Philip Gordon, Assistant Secretary of State for European and Eurasian Affairs, said that since President Obama pledged to "reset" relations, the two countries have taken important steps to improve the tone of relations and building goodwill.

But Gordon said there will be no change in the U.S. relationship with its NATO allies, predicting that Washington and Moscow will likely continue to disagree over Georgia and NATO enlargement.

Celeste Wallander, Deputy Assistant Secretary of Defense for Russia, Ukraine and Eurasia, said that despite disagreements over Georgia as well as Ukraine, Russia is signaling it wants to engage with NATO.

"Despite disagreement on Georgia and Ukraine, Russia clearly seeks to engage with NATO, in the NATO-Russia council and in NATO-Russia military to military cooperation," said Celeste Wallander.

When he testified before the (Foreign Affairs) Subcommittee on Europe, Gordon was asked about possible U.S. - Russian cooperation on the defensive missile system the U.S plans to place in the Czech Republic and Poland.

Russia has objected bitterly to the plan, which the U.S. says is designed only to protect against missile launches from Iran or other threats from the Middle East.

Gordon had this response when Democratic Representative David Scott asked how the U.S. would respond to a Russian offer of cooperation:

SCOTT:  "If Russia comes back and says to the president, yes we will help you, we will help to get Iran to stop its procurement of nuclear weapons, if you will remove the missile defense shield, what would the U.S. answer be?"

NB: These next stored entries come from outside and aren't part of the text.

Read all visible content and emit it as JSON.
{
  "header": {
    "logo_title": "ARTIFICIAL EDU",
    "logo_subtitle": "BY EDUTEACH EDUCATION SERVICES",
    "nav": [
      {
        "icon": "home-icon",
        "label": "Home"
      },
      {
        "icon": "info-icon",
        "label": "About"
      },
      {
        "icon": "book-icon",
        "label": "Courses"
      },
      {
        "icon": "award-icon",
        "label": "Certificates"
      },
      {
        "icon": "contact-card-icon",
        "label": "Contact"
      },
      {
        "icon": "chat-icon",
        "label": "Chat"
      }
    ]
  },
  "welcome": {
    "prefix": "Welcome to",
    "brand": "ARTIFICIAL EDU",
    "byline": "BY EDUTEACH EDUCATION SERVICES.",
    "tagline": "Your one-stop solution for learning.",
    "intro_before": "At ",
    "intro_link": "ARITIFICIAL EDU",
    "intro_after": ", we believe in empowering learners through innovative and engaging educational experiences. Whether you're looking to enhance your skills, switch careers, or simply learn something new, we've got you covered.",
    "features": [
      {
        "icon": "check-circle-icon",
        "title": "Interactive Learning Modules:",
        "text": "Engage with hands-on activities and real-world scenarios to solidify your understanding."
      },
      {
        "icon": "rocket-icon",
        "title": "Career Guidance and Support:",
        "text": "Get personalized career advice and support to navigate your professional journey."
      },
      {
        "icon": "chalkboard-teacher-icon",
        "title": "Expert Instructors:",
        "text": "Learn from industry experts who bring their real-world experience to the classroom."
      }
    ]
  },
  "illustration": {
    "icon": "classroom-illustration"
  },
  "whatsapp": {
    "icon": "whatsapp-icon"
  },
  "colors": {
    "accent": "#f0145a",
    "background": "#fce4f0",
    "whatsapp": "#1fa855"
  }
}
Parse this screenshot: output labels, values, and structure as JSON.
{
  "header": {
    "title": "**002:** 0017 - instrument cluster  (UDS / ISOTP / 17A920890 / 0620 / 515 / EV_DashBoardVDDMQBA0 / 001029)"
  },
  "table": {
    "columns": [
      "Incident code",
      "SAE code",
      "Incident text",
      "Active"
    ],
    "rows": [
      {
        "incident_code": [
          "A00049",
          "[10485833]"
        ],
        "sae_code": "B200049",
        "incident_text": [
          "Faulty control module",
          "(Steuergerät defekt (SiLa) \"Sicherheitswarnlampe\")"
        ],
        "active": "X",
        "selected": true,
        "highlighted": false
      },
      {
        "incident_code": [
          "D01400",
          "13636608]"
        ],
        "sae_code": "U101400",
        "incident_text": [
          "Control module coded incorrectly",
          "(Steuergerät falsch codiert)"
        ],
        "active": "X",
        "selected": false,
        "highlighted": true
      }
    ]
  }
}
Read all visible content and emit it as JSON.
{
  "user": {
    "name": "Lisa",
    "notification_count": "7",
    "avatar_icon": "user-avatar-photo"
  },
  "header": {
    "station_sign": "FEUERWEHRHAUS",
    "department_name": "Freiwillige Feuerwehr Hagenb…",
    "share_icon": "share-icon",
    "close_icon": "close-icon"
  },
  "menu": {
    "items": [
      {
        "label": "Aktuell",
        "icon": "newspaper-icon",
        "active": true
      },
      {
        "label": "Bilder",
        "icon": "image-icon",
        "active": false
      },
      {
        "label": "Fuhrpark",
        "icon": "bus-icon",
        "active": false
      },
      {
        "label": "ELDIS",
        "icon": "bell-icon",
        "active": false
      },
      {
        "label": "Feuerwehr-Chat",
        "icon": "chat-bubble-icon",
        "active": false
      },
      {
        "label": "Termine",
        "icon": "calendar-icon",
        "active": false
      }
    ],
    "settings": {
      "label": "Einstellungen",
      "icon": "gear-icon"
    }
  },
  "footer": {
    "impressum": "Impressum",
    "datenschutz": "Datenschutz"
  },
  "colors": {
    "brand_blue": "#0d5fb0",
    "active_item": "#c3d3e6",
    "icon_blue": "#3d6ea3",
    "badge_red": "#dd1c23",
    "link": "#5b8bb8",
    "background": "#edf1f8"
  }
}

GORDON:  "The deployment of a missile defense system in Europe or anywhere else would be designed to protect us from a threat that exists.  Therefore, the simple willingness to help try to deal with that threat would probably not be enough to lead to a conclusion that we don't need missile defenses."

Gordon noted a U.S. offer of discussions with Russia on joint cooperation on missile defense, but said the plan will be driven only by the degree of threat, and the technological ability to deal with it, and would not be linked to Russian offers to renew the START (Strategic Arms Reduction Treaty) agreement.

Democrat Robert Wexler, who chairs the Europe subcommittee, cited tensions over Georgia, the Russian military presence in the breakaway regions of South Ossetia and Abkhazia, and concerns some Central and East European nations have about Russia, as reasons not to be "overly optimistic" about U.S.-Russian relations

On Iran, Wexler said Russia's actions suggest it is anything but a real partner.

"Russia has failed to implement U.N. Security Council resolutions and their accompanying sanctions, continues to build the Bushehr nuclear power plant and provides the Iranian government with lethal weapons, even signing an agreement to sell the S-300 anti-missile defense system to Tehran," said Robert Wexler.

Republican Dana Rohrabacher asserted that the U.S. has taken Russia for granted and should be working harder to mend relations with Moscow.

"This is a different world than it was then [during Cold War]," said Dana Rohrabacher. "And we have to reach out to the Russians or we will suffer because of it."

In fielding questions on Iran, Assistant Secretary Gordon told lawmakers that the Obama administration has told Russia that sales of sophisticated arms, including an anti-aircraft system, to Iran would be a real problem in bilateral ties.

On Iran's nuclear program, Gordon noted that Russia has agreed to a joint threat assessment on ballistic and nuclear issues to include an examination of Iranian efforts.  

He said one of the objectives of a U.S government inter-agency team visiting Moscow is to share the U.S. analysis, and persuade Russia that pressure must be increased if Iran fails to respond positively and soon on the issue.